Senator Fintan Warfield recalled the homophobic abuse he has suffered in his own life as he urged schools and workplaces to support an initiative to tackle the issue.
Senator Warfield, who is openly gay and Sinn Féin activist and party spokesperson on youth affairs, LGBTQI rights and the arts, last week issued a statement backing the ‘StandUp!’ campaign by LGBT advocacy and support group BeLonG To.
BeLonG To’s Stand Up! campaign was identified as one of the key actions schools can take under the Government’s National Action Plan on Bullying.
Senator Warfield, who recently experienced a homophobic incident when he and his boyfriend were verbally abused on a trip to London, said:
“Homophobia is real – marriage equality was never going to solve the problem entirely.
“One of the wrongs that the LGBT community is trying to address is that we’ve been dropping the “t” from LGBT and not prioritising transgender rights.

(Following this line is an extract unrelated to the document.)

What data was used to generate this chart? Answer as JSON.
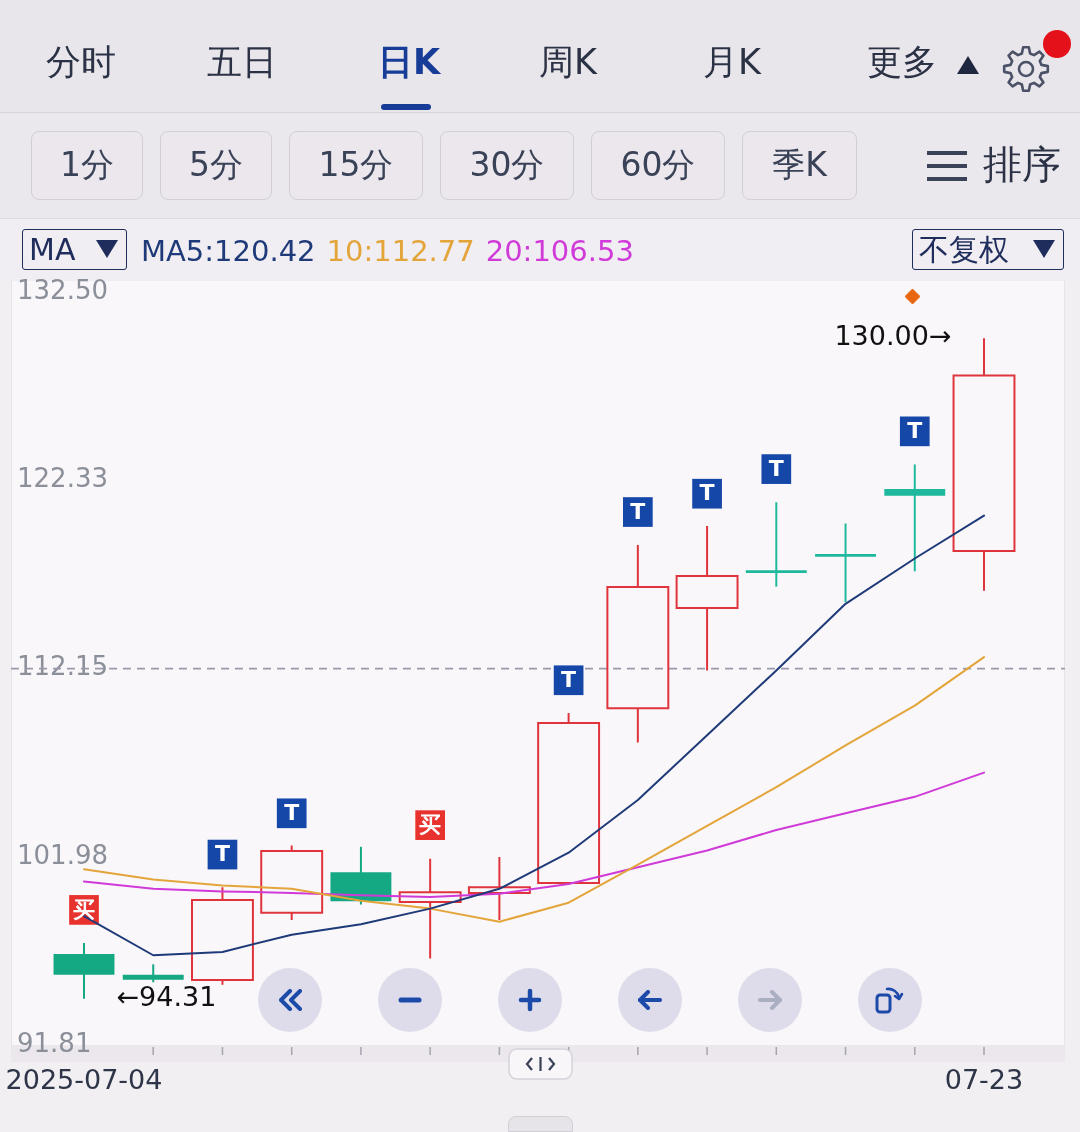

“The Gender Recognition Act 2015 was very progressive, but it needs amending as 16 and 17-year-olds need to go through the onerous process of the courts and parental consent to self-determine their own gender.
“Despite substantial steps for equality in recent years, LBGT bullying and prejudice are still commonplace in Ireland. Due to this, our youth face distress coming out for fear of discrimination or mistreatment.”
When asked about his own experiences, Senator Warfield said:
“When I was in school, I didn’t come out but there was a BeLonG To poster in the school condemning homophobia.
“It said ‘it’s okay to be gay’, and I found that visibility reassuring and a realisation that staff could be approached.
“The only proven way to tackle homophobia and transphobia is to make intolerance unacceptable in our schools, workplaces and wider society and for LGBT allies to support their friends, colleagues and family members.
“That’s why I called on schools and workplaces to support BeLonG To’s ‘Stand Up!’ week and put an end to homophobia and transphobia.”
According to the CSO, 26 gender and LGBT related incidents were reported to the Gardaí in the first six months of 2016.